Ask YC: Where to find legal help for a tech startup - izak30

Ok, I'm doing a SaaS startup, and I need to know what I would need to do to get bullet-proof legal advice, I'm in middle america, I assume that I'll need a TOS, a sales agreement and a service agreement, but I'll also need to setup 'business structure' (currently a boot-strapped sole proprietorship, but what it would take to change it when I want a partner)  and talk about LLC vs Inc, etc.  What is a typical budget for legal expenses in this type of arrangement.
======
SamanthaG
Hi,I'm a uk based lawyer (also doing a start-up - looking for a co-founder),
in the UK we have a free council run service for small start up businesses
called "Business Link", is there anything similar in the US for you? If not, I
think if you pick up the phone and call 3 or 4 law firms, explain that you're
a small start up doing whatever and ask if they know anywhere/one that can
help you for free at this stage. You should try and avoid paying legal fees
just yet. If it were me, I would pick a very large, prestigious law firm, get
some email details for attorneys in the corporate/business areas and email
them and ask if they can recommend where you can look for some free guidance
at this early stage. They are often quite helpful and like to assist if they
can. Hope this helps.

------
iamelgringo
If you're in the Midwest, you might look at organizations like
<http://www.score.org/> to see if they had a local chapter. You might not find
someone to help you in the same industry you're in, but help is help.
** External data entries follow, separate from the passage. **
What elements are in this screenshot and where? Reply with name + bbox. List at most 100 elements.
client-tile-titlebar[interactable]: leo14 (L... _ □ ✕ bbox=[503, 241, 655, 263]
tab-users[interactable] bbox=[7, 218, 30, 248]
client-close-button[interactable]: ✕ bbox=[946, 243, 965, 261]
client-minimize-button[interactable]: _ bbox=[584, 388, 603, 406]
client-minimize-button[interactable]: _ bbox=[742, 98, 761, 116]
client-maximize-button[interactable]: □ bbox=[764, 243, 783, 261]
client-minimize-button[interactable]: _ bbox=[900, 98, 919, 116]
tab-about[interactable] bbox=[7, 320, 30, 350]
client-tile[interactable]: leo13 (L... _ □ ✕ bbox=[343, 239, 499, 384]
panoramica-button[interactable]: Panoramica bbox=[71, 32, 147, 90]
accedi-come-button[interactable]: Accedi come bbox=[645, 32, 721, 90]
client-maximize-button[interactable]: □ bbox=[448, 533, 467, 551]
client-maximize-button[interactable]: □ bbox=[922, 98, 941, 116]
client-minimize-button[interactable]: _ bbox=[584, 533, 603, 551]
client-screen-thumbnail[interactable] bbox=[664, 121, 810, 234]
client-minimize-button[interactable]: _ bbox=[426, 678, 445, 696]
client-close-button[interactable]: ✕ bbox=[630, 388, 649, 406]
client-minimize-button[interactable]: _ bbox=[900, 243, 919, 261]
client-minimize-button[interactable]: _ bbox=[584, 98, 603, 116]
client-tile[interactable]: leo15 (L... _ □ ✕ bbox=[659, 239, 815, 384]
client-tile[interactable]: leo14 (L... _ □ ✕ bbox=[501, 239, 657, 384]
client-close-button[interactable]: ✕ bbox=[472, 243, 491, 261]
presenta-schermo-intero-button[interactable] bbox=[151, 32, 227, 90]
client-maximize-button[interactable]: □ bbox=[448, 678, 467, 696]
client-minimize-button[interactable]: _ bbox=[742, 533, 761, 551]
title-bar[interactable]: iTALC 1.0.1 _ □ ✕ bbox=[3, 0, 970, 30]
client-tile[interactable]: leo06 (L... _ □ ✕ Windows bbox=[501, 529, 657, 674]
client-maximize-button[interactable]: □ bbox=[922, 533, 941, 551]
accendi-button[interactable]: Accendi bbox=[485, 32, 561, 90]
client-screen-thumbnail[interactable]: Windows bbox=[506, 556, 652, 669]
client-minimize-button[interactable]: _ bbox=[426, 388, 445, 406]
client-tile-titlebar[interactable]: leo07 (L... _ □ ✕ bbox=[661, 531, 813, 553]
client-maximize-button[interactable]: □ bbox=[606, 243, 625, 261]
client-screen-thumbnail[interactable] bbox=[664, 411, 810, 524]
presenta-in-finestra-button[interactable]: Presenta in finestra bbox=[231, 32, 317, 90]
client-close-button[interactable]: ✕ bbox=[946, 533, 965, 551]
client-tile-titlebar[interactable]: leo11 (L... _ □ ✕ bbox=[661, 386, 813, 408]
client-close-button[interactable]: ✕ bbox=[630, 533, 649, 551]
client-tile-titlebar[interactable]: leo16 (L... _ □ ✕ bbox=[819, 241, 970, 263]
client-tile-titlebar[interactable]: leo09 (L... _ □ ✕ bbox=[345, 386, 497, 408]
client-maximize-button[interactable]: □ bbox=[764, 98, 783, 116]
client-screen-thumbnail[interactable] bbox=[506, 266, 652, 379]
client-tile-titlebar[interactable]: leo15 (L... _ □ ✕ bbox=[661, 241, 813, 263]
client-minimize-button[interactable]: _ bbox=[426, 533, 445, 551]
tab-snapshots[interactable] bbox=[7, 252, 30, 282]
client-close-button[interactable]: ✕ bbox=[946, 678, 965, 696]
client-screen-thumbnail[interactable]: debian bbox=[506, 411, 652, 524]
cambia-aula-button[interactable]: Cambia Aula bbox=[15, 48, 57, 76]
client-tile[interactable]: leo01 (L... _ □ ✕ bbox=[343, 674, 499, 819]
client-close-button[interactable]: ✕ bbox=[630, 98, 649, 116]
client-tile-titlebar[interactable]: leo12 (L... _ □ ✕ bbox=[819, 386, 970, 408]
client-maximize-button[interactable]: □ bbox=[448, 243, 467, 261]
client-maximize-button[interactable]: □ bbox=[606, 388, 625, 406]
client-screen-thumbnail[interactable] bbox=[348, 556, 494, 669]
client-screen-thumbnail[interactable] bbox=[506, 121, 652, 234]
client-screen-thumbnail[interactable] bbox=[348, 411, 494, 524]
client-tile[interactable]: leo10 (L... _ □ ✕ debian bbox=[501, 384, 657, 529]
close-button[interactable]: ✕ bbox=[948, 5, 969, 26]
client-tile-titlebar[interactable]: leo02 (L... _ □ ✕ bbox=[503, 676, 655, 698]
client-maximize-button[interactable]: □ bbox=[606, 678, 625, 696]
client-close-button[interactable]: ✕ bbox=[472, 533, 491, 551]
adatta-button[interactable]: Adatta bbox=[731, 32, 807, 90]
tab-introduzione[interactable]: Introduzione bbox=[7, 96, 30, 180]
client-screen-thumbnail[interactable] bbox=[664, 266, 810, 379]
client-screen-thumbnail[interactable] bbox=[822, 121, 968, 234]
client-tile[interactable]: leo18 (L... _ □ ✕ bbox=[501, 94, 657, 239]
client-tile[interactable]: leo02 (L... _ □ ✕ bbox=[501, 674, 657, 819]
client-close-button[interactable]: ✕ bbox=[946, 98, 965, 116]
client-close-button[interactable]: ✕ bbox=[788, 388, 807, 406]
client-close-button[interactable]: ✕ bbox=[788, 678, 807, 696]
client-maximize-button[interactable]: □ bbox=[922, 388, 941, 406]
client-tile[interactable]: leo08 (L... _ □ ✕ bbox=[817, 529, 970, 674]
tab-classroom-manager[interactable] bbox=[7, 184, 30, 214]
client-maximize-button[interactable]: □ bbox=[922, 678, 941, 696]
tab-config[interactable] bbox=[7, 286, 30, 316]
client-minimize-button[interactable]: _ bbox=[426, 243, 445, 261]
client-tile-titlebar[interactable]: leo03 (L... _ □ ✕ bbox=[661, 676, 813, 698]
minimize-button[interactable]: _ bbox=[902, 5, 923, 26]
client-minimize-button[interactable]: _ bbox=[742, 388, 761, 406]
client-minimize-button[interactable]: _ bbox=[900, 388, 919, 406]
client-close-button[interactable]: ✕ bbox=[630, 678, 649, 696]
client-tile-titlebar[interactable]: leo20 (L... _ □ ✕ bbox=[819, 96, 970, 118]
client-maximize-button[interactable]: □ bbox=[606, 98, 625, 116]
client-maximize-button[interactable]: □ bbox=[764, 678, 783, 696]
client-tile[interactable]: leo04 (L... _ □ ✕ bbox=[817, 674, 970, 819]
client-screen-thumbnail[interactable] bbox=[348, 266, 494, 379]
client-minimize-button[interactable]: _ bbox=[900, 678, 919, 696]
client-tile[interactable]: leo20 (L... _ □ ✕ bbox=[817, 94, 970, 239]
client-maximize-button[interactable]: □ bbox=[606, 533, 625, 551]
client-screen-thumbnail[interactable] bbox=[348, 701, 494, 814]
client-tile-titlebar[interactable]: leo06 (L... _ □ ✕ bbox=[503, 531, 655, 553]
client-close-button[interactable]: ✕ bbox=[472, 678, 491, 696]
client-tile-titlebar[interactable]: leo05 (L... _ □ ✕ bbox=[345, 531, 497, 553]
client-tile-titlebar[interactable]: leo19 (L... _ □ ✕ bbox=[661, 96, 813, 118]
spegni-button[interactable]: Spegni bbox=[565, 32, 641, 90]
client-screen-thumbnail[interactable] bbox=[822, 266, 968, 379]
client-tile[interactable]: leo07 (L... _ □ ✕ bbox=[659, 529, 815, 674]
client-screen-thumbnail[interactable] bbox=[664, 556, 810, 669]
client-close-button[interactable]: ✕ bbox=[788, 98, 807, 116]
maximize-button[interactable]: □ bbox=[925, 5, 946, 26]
At
least, they could refer you to a lawyer. They probably have pre-made sales
agreements or service agreements that you could look at. I know that they
would have resources on incorporation.

Another option is to see if there's a branch of the Small Business
Administration office around. <http://www.sba.gov/localresources/index.html>
They usually have decent resources as well.

------
mattmaroon
I'd recommend talking to WSGR and other firms in SF/The Valley. They'll often
work on deferred payment. I'm not sure if you can just walk in the door or if
a bit of an intro is required for that (we obviously got the latter).

It's nice to not have to budget for that in the early stages.